New South Wales state Premier Dominic Perrottet said 32,000 people were affected by evacuation orders and warnings.

“You’d probably expect to see that number increase over the course of the week,” Perrottet said.

Emergency services made numerous flood rescues Sunday and early Monday and were getting hundreds more calls for help.

Australia’s Bureau of Meteorology manager, Jane Golding, said some areas between Newcastle, north of Sydney, and Wollongong, south of Sydney had received more than 39 inches of rain in the previous 24 hours. Some have received more than 59 inches.

Those totals are near the average annual rainfall for coastal areas of New South Wales.

“The system that has been generating this weather does show signs that it will ease tomorrow, but throughout today, expect more rain,” Golding said.

Rain was forecast across New South Wales’s coast, including Sydney, all week, she said.

The Bureau of Meteorology said up to 4.7 inches of rain could fall in Sydney on Monday.

The flooding danger was highest along the Hawkesbury River, in northwest Sydney, and the Nepean River in Sydney’s west.

The bureau Monday afternoon reported major flooding at the Nepean communities of Menangle and Wallacia on Sydney’s southwest fringe.

Major flooding also occurred on the Hawkesbury at North Richmond on Sydney’s northwest edge. The Hawkesbury communities of Windsor and Lower Portland were expected to be flooded Monday afternoon and Wisemans Ferry on Tuesday, a bureau statement said.

State Emergency Services Commissioner Carlene York said strong winds had toppled trees, damaging roofs and blocking roads. She advised against unnecessary travel.

Off the New South Wales coast, a cargo ship with 21 crew members lost power after leaving port in Wollongong on Monday morning. It was anchored near the coast and tugboats were preparing to tug it into safer, open waters.
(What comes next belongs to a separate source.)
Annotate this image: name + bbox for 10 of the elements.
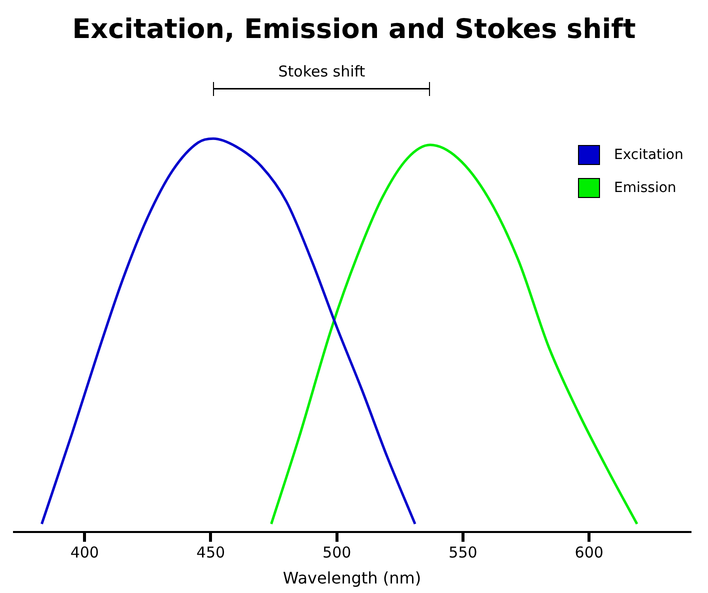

The ship has engineers on board capable of repairing the engine, port official John Finch told reporters. “Unfortunately, we just happen to be in some atrocious conditions at the moment,” he said, describing 26-foot swells and winds blowing at 34 mph.

An earlier plan to airlift the ship’s crew to safety was abandoned because of bad weather.
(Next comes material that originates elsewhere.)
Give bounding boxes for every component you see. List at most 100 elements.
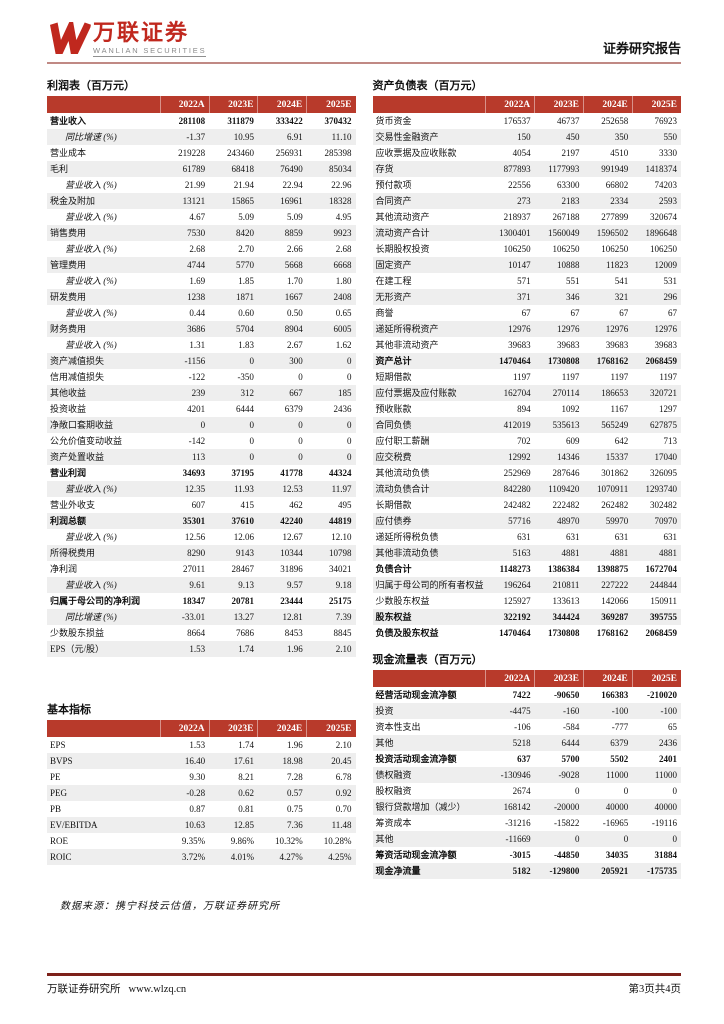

Repeated flooding was taking a toll on members of a riverside community southwest of Sydney, said Mayor Theresa Fedeli of the Camden municipality where homes and businesses were inundated by the Nepean River over Sunday night.

“It’s just devastating. They just keep on saying ‘devastating, not again,’ ” Fedeli said.

“I just keep on saying … ‘We’ve got to be strong, we will get through this.’ But you know deep down it’s really hitting home hard to a lot of people,” she added.

Perrottet said government and communities needed to adapt to major flooding becoming more common across Australia’s most populous state.

“To see what we’re seeing right across Sydney, there’s no doubt these events are becoming more common. And governments need to adjust and make sure that we respond to the changing environment that we find ourselves in,” Perrottet said.